Usability goals are concerned with how useful and easy it is to use a product or system. When we design a product, we consider usability goals in order to ensure that the product delivers the expected solution to the identified problem.
here are 6 main usability goals that establish the standard:
The 6 usability goals
1. Easy to learn
2. Safe to use
3. Effective to use
4. Efficient to use
5. Good utility
6. Memorable
Usability goals must address the three usability components, i.e. effectiveness, efficiency and satisfaction. Their definition, for each of those components, must rest on the characteristics of the tasks that the tested system is supposed to support. More practically, some propose that their definition should refer to:
· The identified end-users profiles
· The tasks that the different categories of identified end-users are supposed to perform with the tested system in a given context of use.
· Business goals
Moreover, for certain types of products that are used for sensitive purposes (for instance, medical devices or nuclear plant control interface), usability goals must be defined in close relation to the risk assessment process of those products. This kind of “safety-oriented usability goal” is used to prevent a tool being released on the market while identifying deficiencies in its interface design that could induce use.
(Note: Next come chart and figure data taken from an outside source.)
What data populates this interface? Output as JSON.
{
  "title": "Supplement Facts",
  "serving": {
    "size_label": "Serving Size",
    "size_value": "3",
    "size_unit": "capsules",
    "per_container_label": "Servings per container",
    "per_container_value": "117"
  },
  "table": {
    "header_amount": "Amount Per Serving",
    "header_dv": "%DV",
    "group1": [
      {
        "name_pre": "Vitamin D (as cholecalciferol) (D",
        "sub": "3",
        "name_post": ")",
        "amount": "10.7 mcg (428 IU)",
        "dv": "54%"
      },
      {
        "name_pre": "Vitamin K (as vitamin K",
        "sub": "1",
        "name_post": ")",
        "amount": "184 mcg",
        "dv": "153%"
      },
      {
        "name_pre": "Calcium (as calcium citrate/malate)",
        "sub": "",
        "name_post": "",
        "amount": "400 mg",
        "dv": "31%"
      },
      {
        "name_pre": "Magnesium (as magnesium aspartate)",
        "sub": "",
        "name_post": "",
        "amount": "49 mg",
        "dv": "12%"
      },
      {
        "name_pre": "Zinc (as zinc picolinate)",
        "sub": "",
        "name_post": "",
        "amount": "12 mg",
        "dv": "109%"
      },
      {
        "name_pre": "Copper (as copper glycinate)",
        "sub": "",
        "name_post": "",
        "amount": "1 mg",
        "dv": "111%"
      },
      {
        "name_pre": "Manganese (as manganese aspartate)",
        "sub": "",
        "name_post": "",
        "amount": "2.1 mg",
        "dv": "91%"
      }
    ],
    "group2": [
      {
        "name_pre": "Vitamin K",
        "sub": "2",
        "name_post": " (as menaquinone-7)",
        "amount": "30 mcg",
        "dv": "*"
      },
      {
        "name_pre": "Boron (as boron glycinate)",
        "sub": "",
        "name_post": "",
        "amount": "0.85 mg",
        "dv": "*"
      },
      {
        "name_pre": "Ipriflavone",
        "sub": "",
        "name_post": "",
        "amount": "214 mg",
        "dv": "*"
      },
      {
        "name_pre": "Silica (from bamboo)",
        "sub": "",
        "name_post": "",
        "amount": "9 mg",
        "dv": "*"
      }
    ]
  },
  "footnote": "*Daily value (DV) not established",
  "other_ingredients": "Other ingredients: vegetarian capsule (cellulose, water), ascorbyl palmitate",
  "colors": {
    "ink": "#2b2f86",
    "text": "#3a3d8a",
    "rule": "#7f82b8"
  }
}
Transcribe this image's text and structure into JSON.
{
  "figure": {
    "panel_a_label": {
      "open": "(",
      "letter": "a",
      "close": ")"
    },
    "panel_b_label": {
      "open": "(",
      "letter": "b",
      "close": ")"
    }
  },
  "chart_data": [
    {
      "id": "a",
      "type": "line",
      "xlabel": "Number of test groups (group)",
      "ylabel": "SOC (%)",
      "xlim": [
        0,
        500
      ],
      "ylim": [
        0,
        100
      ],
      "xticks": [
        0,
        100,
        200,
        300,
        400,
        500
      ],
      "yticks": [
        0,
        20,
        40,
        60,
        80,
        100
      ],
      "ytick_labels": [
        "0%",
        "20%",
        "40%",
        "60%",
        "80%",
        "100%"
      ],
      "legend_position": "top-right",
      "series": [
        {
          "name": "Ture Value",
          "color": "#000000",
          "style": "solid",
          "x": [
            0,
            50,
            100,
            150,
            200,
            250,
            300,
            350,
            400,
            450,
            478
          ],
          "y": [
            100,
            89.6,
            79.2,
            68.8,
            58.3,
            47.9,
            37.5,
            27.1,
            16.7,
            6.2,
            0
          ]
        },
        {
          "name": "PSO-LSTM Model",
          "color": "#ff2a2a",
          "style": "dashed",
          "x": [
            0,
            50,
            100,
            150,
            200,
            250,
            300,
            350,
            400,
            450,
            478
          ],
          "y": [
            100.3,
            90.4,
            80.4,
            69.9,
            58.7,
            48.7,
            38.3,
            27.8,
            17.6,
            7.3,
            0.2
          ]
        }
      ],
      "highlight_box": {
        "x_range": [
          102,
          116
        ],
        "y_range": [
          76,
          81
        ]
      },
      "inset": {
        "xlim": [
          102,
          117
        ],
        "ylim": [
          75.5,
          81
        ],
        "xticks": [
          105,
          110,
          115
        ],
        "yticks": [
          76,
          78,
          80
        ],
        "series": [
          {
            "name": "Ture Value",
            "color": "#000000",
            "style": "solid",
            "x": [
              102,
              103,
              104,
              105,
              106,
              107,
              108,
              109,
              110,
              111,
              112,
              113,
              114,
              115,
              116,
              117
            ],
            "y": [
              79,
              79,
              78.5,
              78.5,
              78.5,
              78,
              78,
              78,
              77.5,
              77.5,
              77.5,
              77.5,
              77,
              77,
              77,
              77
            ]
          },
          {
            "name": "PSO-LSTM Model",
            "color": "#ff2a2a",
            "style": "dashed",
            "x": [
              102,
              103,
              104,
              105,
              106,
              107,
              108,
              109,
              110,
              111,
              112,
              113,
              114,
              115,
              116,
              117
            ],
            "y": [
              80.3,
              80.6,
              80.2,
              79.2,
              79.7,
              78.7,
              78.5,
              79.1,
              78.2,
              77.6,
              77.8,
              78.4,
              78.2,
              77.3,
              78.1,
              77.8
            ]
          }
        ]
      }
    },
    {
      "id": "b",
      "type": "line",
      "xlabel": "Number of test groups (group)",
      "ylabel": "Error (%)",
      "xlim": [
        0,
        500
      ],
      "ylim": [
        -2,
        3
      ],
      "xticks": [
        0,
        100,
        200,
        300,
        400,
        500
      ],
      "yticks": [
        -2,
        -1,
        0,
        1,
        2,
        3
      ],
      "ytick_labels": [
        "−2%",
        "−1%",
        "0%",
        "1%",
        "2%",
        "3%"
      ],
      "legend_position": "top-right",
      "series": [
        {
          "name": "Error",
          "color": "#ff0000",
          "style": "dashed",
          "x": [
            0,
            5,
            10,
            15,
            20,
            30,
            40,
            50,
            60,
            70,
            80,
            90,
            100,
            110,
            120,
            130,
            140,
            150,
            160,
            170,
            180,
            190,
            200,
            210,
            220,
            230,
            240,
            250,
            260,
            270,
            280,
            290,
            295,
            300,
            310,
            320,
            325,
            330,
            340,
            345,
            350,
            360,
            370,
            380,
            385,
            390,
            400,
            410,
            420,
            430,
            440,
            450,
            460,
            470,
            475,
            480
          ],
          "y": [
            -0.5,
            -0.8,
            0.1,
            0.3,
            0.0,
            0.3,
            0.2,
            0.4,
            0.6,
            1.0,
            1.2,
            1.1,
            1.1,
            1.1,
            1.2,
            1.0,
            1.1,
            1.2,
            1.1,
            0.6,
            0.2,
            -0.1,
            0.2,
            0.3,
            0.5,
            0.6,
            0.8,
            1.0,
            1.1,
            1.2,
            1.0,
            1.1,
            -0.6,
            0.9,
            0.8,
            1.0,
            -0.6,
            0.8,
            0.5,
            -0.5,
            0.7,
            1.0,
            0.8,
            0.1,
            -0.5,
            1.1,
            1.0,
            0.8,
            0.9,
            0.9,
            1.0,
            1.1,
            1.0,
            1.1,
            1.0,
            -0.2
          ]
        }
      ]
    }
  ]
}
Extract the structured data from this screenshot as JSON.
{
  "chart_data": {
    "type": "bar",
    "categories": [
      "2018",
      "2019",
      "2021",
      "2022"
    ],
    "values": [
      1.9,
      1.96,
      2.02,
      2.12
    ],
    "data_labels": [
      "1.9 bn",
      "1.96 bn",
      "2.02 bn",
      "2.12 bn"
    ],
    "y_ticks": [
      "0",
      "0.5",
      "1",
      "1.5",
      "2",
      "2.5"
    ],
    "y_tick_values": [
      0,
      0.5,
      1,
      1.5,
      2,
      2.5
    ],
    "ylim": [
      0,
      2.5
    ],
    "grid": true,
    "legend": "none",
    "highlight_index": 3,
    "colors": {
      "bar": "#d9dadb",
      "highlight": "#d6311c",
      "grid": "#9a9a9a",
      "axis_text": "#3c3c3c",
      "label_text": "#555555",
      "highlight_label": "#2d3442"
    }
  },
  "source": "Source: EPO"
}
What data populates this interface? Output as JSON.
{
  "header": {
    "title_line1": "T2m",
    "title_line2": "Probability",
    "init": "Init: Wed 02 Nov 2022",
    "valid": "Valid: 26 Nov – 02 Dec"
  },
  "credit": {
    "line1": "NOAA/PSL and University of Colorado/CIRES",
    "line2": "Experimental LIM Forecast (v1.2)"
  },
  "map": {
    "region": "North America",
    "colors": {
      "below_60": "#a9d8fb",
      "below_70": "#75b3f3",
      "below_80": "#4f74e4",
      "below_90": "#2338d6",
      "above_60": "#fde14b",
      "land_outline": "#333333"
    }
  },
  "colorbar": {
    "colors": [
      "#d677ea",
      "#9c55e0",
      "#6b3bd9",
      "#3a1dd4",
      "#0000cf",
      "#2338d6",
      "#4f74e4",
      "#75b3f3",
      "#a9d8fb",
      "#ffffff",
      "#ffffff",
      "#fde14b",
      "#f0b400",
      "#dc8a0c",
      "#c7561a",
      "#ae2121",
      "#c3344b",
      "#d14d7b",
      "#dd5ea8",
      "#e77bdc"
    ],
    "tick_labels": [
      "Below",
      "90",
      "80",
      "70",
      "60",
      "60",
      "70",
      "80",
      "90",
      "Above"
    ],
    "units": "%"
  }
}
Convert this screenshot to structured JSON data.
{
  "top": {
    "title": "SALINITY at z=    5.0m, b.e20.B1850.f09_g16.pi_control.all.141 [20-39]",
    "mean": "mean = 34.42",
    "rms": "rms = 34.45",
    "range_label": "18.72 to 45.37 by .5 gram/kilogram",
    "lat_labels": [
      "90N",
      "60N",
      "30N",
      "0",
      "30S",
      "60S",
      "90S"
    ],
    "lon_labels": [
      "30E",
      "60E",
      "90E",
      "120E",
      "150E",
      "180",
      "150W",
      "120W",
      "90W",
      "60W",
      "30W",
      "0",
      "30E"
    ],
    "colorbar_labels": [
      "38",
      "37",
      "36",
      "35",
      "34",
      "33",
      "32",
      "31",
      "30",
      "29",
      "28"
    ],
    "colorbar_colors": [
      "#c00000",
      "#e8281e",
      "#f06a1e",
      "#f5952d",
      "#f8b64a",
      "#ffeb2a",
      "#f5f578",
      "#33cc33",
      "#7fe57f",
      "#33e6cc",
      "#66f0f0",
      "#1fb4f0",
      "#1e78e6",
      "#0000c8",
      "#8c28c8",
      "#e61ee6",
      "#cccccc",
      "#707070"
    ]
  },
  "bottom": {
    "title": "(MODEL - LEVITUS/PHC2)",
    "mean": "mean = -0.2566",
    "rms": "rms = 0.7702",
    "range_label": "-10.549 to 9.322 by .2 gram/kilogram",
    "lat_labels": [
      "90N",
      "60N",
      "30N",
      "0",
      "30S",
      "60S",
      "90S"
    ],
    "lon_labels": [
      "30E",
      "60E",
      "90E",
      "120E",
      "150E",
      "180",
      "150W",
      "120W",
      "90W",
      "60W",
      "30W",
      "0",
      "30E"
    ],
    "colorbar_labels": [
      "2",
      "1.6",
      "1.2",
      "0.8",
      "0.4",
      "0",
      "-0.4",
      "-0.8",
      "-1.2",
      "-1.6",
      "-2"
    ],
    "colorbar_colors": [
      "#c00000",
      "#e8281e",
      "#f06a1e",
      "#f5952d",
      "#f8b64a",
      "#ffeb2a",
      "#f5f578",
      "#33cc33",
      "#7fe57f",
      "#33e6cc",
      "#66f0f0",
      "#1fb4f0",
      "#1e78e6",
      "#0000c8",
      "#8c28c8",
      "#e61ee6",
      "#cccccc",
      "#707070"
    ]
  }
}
Thus, risks that may result in use errors must be identified; and then, for each of them, usability goals must be defined, taking into account the severity of the potential consequences of the risk (for instance, in terms of operator, patient or environment safety).
Usability goals must be included in every product design process that intends to follow a Human Factors approach (for instance, user-centred design process or Usability Engineering Lifecycle. They have to be clearly stated from the onset of the process, as soon as the end-users’ needs, risk of use, contexts and aims of use are identified.
Then, usability goals are used at each usability evaluation phase of the design process. Whatever the type of evaluation phase (i.e. formative or summative evaluation, they are used to assess the performance of the users against the result of the evaluation process:
· During formative/constructive evaluations (i.e. evaluations that occur during the design process to contribute to further improvement of the object under evaluation, the comparison of the evaluation results against usability goals allows verifying whether those goals are met or not: as long as they are not met, the product under evaluation must be re-engineered to improve its usability. In this frame, usability goals allow also identifying usability flaws and therefore supporting this re-engineering process.
· During summative evaluations (i.e. evaluations that try to give a definitive statement on the quality properties of a system under evaluation, the meeting of usability goals means that the system is usable enough to go out the user-centred design process and to be released.